At the other extreme however, you can take these 2833 batches per frame, and chuck each of them full of triangles ‘for free’. As they say, if you make a single batch 500 triangles, or even 1000 triangles large, it makes absolutely no difference. So with larger batches, you could easily get 2.83 million triangles on screen at the same 60 fps.
And even in 2003 they already warned that this situation was only going to get worse, since the trend was, and still is, that GPU performance scales much more quickly than CPU performance over time. So basically since the early days of hardware T&L the whole CPU overhead problem has been a thing. Not just since DirectX 11 or 12. These were the days of DirectX 7, 8 and 9 (they included numbers for GeForce2 and GeForce4MX cards, which are DX7-level, they all suffer the same issue. Even a GeForce2MX can do nearly 20 million triangles per second if fed efficently by the CPU).
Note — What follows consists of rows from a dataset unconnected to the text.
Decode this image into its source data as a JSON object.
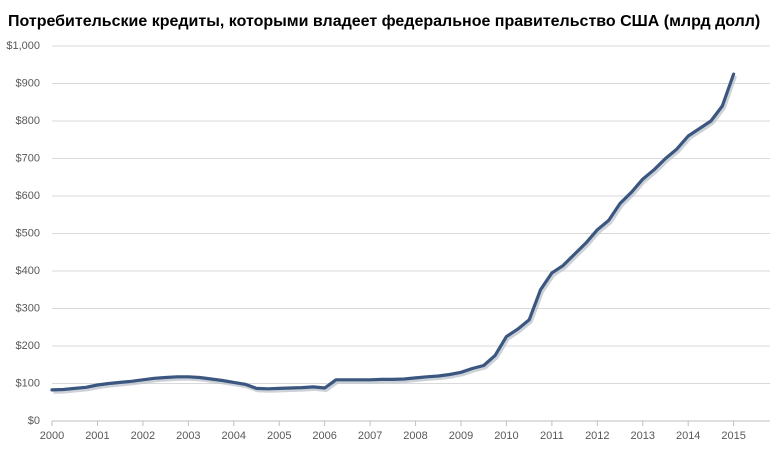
{
  "chart_data": {
    "type": "line",
    "title": "Потребительские кредиты, которыми владеет федеральное правительство США (млрд долл)",
    "x": [
      2000,
      2000.25,
      2000.5,
      2000.75,
      2001,
      2001.25,
      2001.5,
      2001.75,
      2002,
      2002.25,
      2002.5,
      2002.75,
      2003,
      2003.25,
      2003.5,
      2003.75,
      2004,
      2004.25,
      2004.5,
      2004.75,
      2005,
      2005.25,
      2005.5,
      2005.75,
      2006,
      2006.25,
      2006.5,
      2006.75,
      2007,
      2007.25,
      2007.5,
      2007.75,
      2008,
      2008.25,
      2008.5,
      2008.75,
      2009,
      2009.25,
      2009.5,
      2009.75,
      2010,
      2010.25,
      2010.5,
      2010.75,
      2011,
      2011.25,
      2011.5,
      2011.75,
      2012,
      2012.25,
      2012.5,
      2012.75,
      2013,
      2013.25,
      2013.5,
      2013.75,
      2014,
      2014.25,
      2014.5,
      2014.75,
      2015
    ],
    "series": [
      {
        "name": "Потребительские кредиты",
        "color": "#3b5780",
        "values": [
          83,
          84,
          87,
          90,
          96,
          100,
          103,
          106,
          110,
          114,
          116,
          118,
          118,
          116,
          112,
          108,
          103,
          98,
          87,
          86,
          87,
          88,
          89,
          91,
          88,
          110,
          110,
          110,
          110,
          111,
          111,
          112,
          115,
          118,
          120,
          124,
          130,
          140,
          148,
          175,
          225,
          245,
          270,
          350,
          395,
          415,
          445,
          475,
          510,
          535,
          580,
          610,
          645,
          670,
          700,
          725,
          760,
          780,
          800,
          840,
          925
        ]
      }
    ],
    "xlim": [
      2000,
      2015.8
    ],
    "xticks": [
      2000,
      2001,
      2002,
      2003,
      2004,
      2005,
      2006,
      2007,
      2008,
      2009,
      2010,
      2011,
      2012,
      2013,
      2014,
      2015
    ],
    "ylim": [
      0,
      1000
    ],
    "yticks": [
      {
        "value": 0,
        "label": "$0"
      },
      {
        "value": 100,
        "label": "$100"
      },
      {
        "value": 200,
        "label": "$200"
      },
      {
        "value": 300,
        "label": "$300"
      },
      {
        "value": 400,
        "label": "$400"
      },
      {
        "value": 500,
        "label": "$500"
      },
      {
        "value": 600,
        "label": "$600"
      },
      {
        "value": 700,
        "label": "$700"
      },
      {
        "value": 800,
        "label": "$800"
      },
      {
        "value": 900,
        "label": "$900"
      },
      {
        "value": 1000,
        "label": "$1,000"
      }
    ],
    "grid": true
  }
}
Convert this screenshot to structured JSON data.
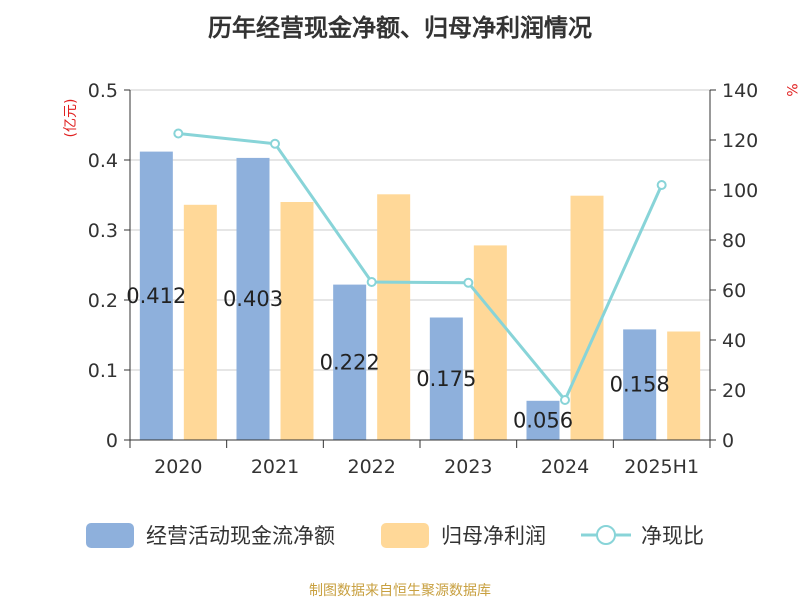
{
  "title": "历年经营现金净额、归母净利润情况",
  "source": "制图数据来自恒生聚源数据库",
  "chart_data": {
    "type": "bar",
    "categories": [
      "2020",
      "2021",
      "2022",
      "2023",
      "2024",
      "2025H1"
    ],
    "series": [
      {
        "name": "经营活动现金流净额",
        "type": "bar",
        "axis": "left",
        "color": "#8eb0dc",
        "values": [
          0.412,
          0.403,
          0.222,
          0.175,
          0.056,
          0.158
        ],
        "labels": [
          "0.412",
          "0.403",
          "0.222",
          "0.175",
          "0.056",
          "0.158"
        ]
      },
      {
        "name": "归母净利润",
        "type": "bar",
        "axis": "left",
        "color": "#ffd898",
        "values": [
          0.336,
          0.34,
          0.351,
          0.278,
          0.349,
          0.155
        ]
      },
      {
        "name": "净现比",
        "type": "line",
        "axis": "right",
        "color": "#88d4d8",
        "values": [
          122.6,
          118.5,
          63.2,
          62.9,
          16.0,
          102.0
        ]
      }
    ],
    "y_left": {
      "label": "(亿元)",
      "range": [
        0,
        0.5
      ],
      "ticks": [
        "0",
        "0.1",
        "0.2",
        "0.3",
        "0.4",
        "0.5"
      ]
    },
    "y_right": {
      "label": "%",
      "range": [
        0,
        140
      ],
      "ticks": [
        "0",
        "20",
        "40",
        "60",
        "80",
        "100",
        "120",
        "140"
      ]
    },
    "grid": true,
    "legend": "bottom"
  }
}
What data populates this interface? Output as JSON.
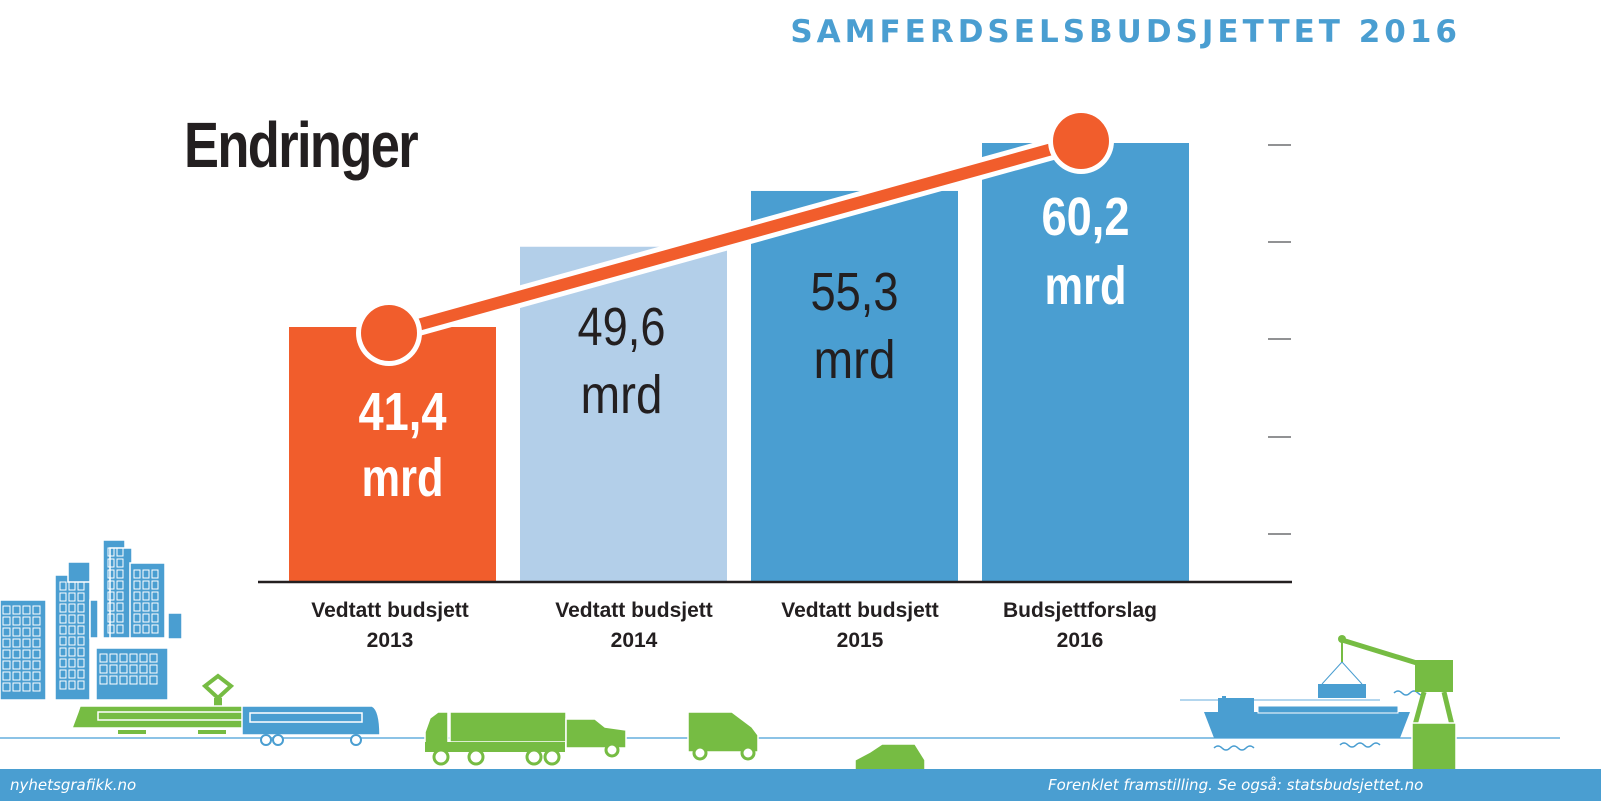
{
  "header": {
    "title": "SAMFERDSELSBUDSJETTET 2016"
  },
  "chart_data": {
    "type": "bar",
    "title": "Endringer",
    "unit": "mrd",
    "categories": [
      [
        "Vedtatt budsjett",
        "2013"
      ],
      [
        "Vedtatt budsjett",
        "2014"
      ],
      [
        "Vedtatt budsjett",
        "2015"
      ],
      [
        "Budsjettforslag",
        "2016"
      ]
    ],
    "values": [
      41.4,
      49.6,
      55.3,
      60.2
    ],
    "value_labels": [
      "41,4",
      "49,6",
      "55,3",
      "60,2"
    ],
    "unit_labels": [
      "mrd",
      "mrd",
      "mrd",
      "mrd"
    ],
    "bar_colors": [
      "#f15d2c",
      "#b3cfe9",
      "#4a9ed1",
      "#4a9ed1"
    ],
    "label_colors": [
      "#ffffff",
      "#231f20",
      "#231f20",
      "#ffffff"
    ],
    "label_bold": [
      true,
      false,
      false,
      true
    ],
    "trend_line": {
      "points_from": "values[0], values[3]",
      "color": "#f15d2c"
    },
    "ylim": [
      0,
      70
    ],
    "ytick_count": 5,
    "xlabel": "",
    "ylabel": "",
    "grid": false,
    "legend": "none"
  },
  "footer": {
    "left": "nyhetsgrafikk.no",
    "right": "Forenklet framstilling. Se også: statsbudsjettet.no"
  },
  "illustrations": [
    "city-buildings-icon",
    "tram-icon",
    "bus-icon",
    "truck-icon",
    "pickup-icon",
    "van-icon",
    "car-icon",
    "cargo-ship-icon",
    "harbor-crane-icon"
  ],
  "colors": {
    "accent_blue": "#4a9ed1",
    "light_blue": "#b3cfe9",
    "orange": "#f15d2c",
    "green": "#76bc43",
    "text_dark": "#231f20"
  }
}
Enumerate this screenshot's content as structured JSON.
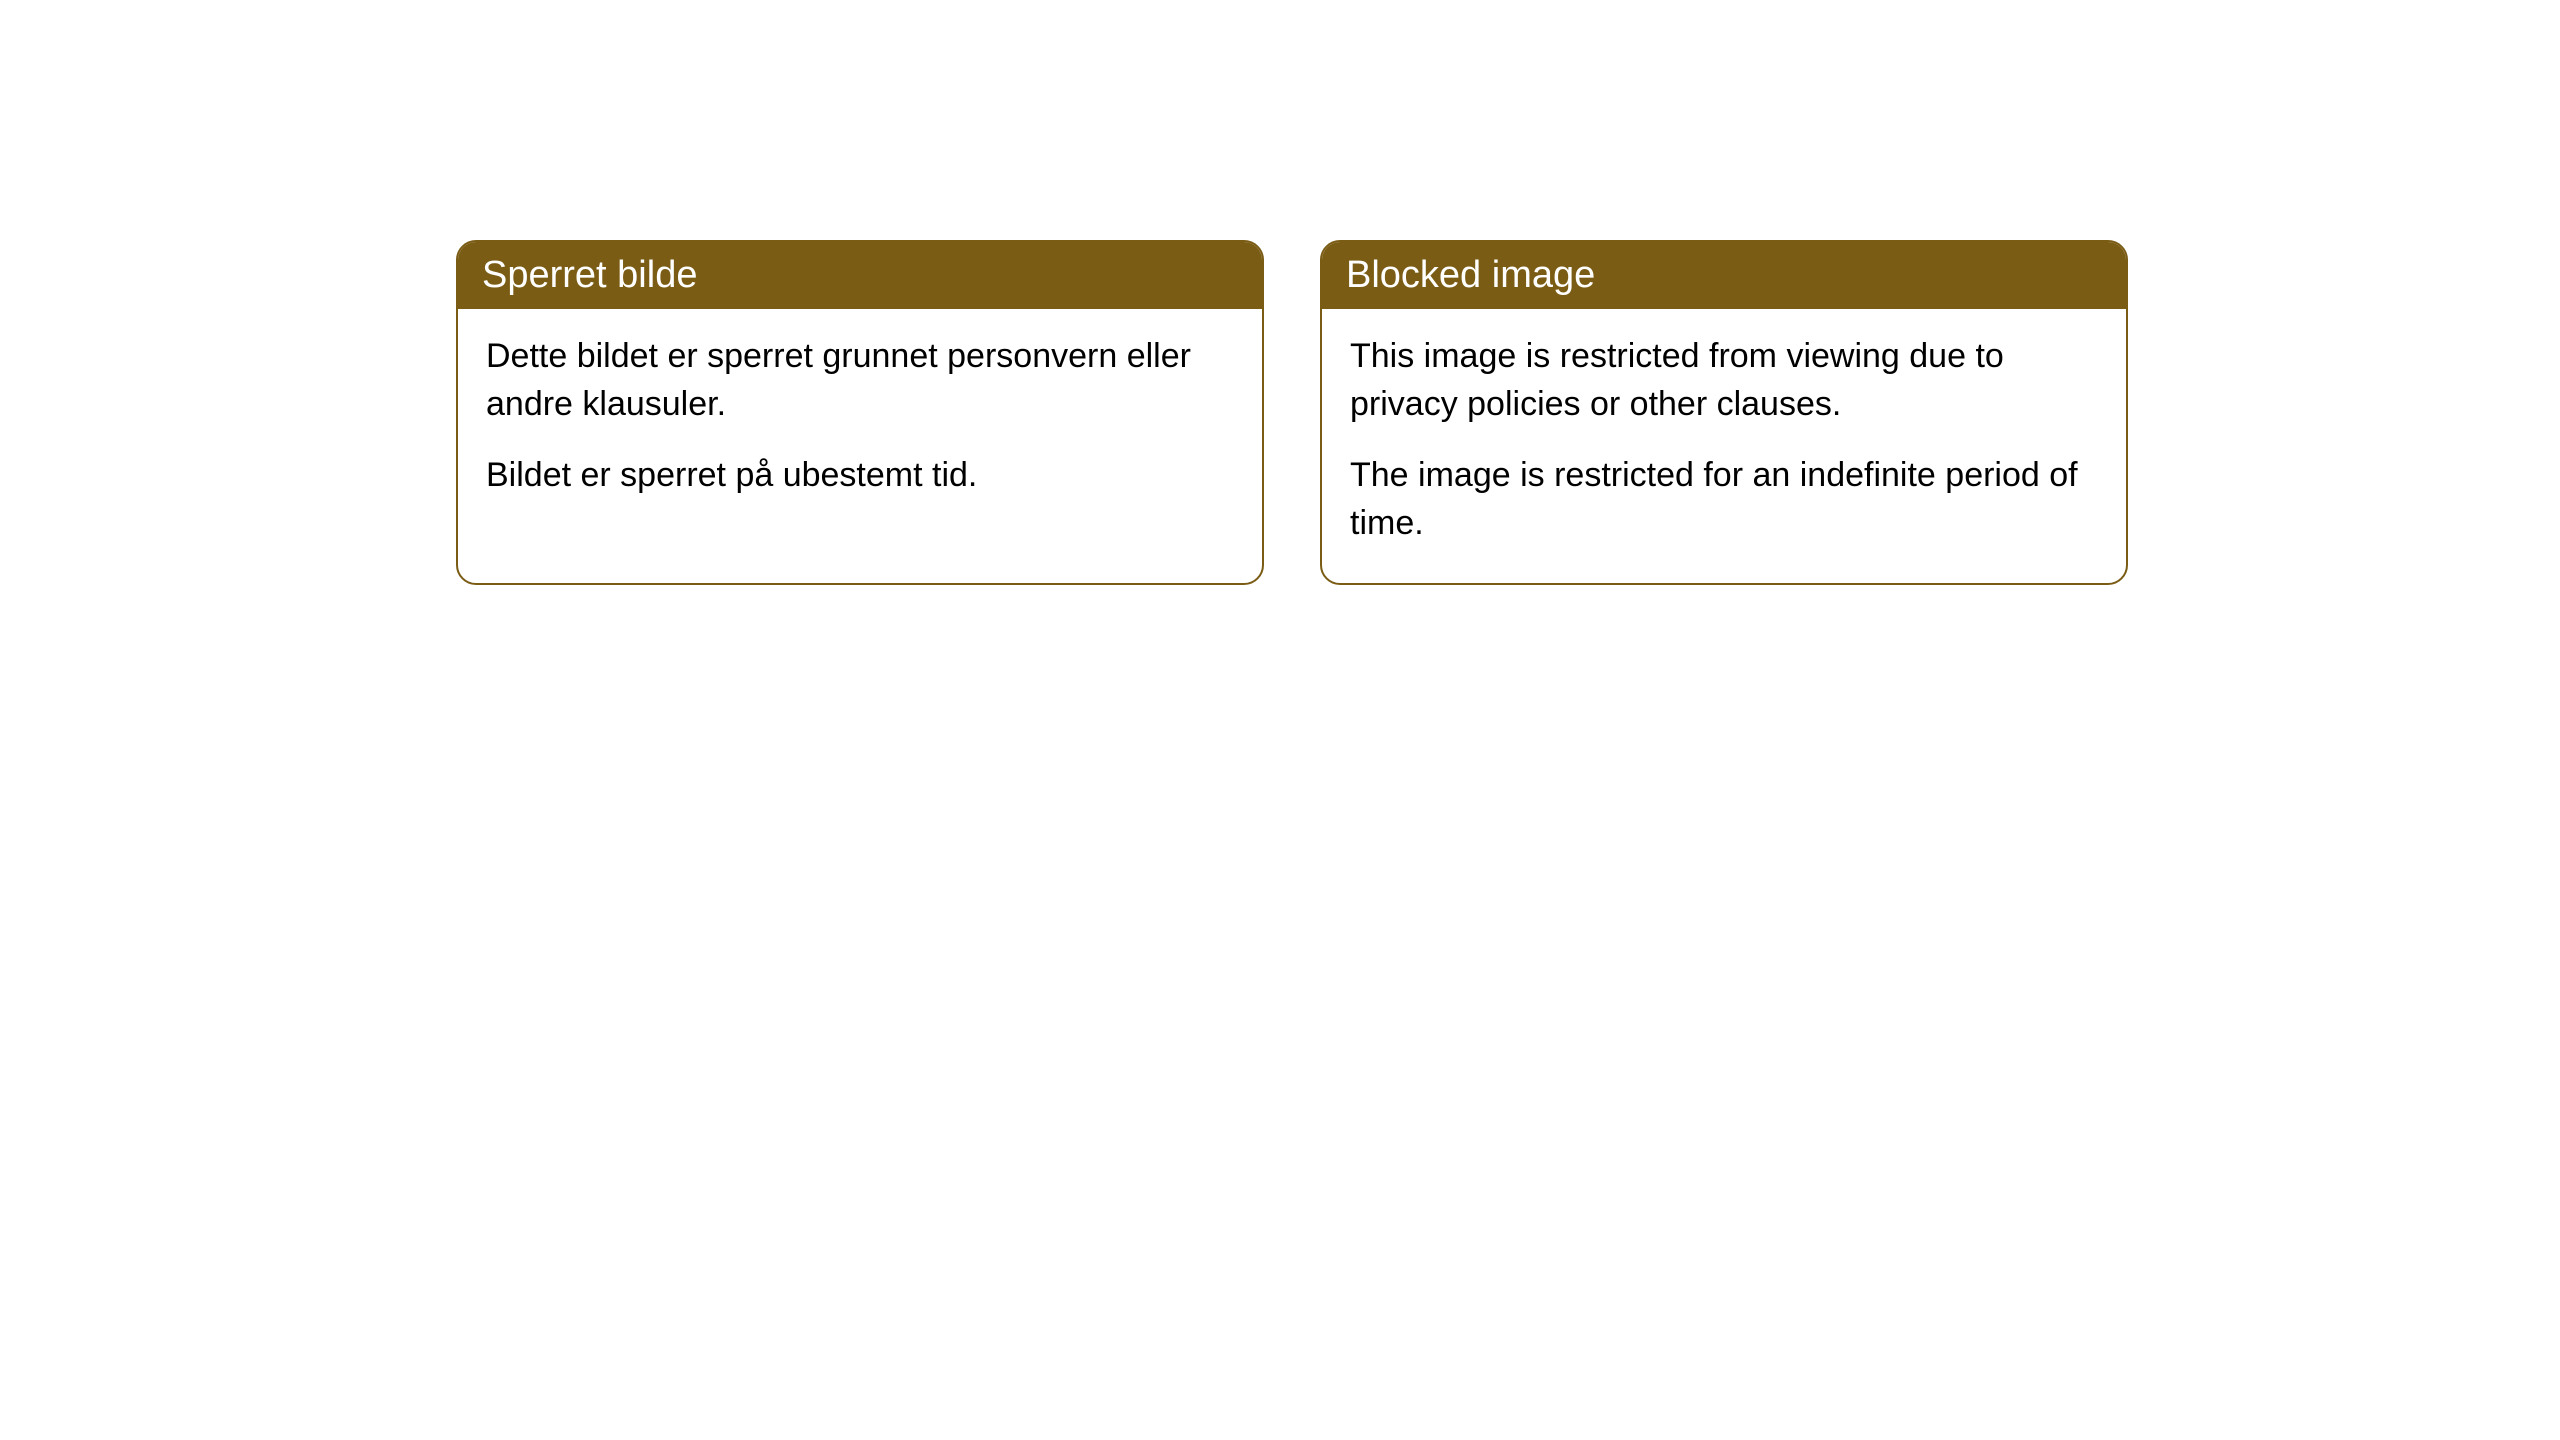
{
  "cards": [
    {
      "title": "Sperret bilde",
      "para1": "Dette bildet er sperret grunnet personvern eller andre klausuler.",
      "para2": "Bildet er sperret på ubestemt tid."
    },
    {
      "title": "Blocked image",
      "para1": "This image is restricted from viewing due to privacy policies or other clauses.",
      "para2": "The image is restricted for an indefinite period of time."
    }
  ],
  "styling": {
    "header_background": "#7a5c14",
    "header_text_color": "#ffffff",
    "border_color": "#7a5c14",
    "border_radius": "20px",
    "body_text_color": "#000000",
    "background_color": "#ffffff",
    "title_fontsize": 38,
    "body_fontsize": 34
  }
}
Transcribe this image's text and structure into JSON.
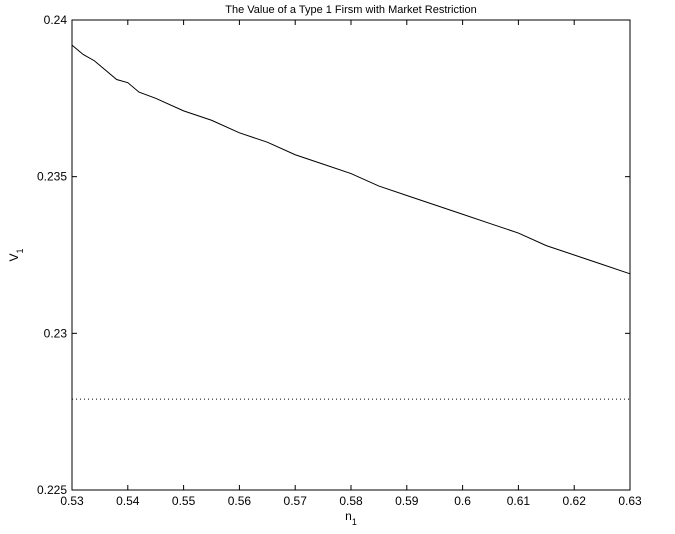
{
  "chart_data": {
    "type": "line",
    "title": "The Value of a Type 1 Firsm with Market Restriction",
    "xlabel": "n",
    "xlabel_sub": "1",
    "ylabel": "V",
    "ylabel_sub": "1",
    "xlim": [
      0.53,
      0.63
    ],
    "ylim": [
      0.225,
      0.24
    ],
    "xticks": [
      0.53,
      0.54,
      0.55,
      0.56,
      0.57,
      0.58,
      0.59,
      0.6,
      0.61,
      0.62,
      0.63
    ],
    "xtick_labels": [
      "0.53",
      "0.54",
      "0.55",
      "0.56",
      "0.57",
      "0.58",
      "0.59",
      "0.6",
      "0.61",
      "0.62",
      "0.63"
    ],
    "yticks": [
      0.225,
      0.23,
      0.235,
      0.24
    ],
    "ytick_labels": [
      "0.225",
      "0.23",
      "0.235",
      "0.24"
    ],
    "grid": false,
    "line_color": "#000000",
    "series": [
      {
        "style": "solid",
        "x": [
          0.53,
          0.532,
          0.534,
          0.536,
          0.538,
          0.54,
          0.542,
          0.545,
          0.55,
          0.555,
          0.56,
          0.565,
          0.57,
          0.575,
          0.58,
          0.585,
          0.59,
          0.595,
          0.6,
          0.605,
          0.61,
          0.615,
          0.62,
          0.625,
          0.63
        ],
        "y": [
          0.2392,
          0.2389,
          0.2387,
          0.2384,
          0.2381,
          0.238,
          0.2377,
          0.2375,
          0.2371,
          0.2368,
          0.2364,
          0.2361,
          0.2357,
          0.2354,
          0.2351,
          0.2347,
          0.2344,
          0.2341,
          0.2338,
          0.2335,
          0.2332,
          0.2328,
          0.2325,
          0.2322,
          0.2319
        ]
      },
      {
        "style": "dotted",
        "x": [
          0.53,
          0.63
        ],
        "y": [
          0.2279,
          0.2279
        ]
      }
    ]
  }
}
So as you can imagine, a lot of effort has been put into both hardware and software to try and make draw calls more efficient. Like the use of instancing, rendering to vertexbuffers, supporting texture fetches from vertex shaders, redesigned state management, deferred contexts and whatnot. The current generation of APIs (DirectX 12, Vulkan, Mantle and Metal) are another step in reducing the bottlenecks surrounding draw calls. But although they reduce the cost of draw calls, they do not solve the problem altogether. It is still expensive to send a batch of triangles to the GPU, so you still need to feed the data efficiently. These APIs certainly don’t make draw calls free, and we’re nowhere near the ideal situation where you can fire off draw calls for single triangles and expect decent performance.
I hope you liked this bit of historical perspective. The numbers in the Batch Batch Batch presentation are very interesting.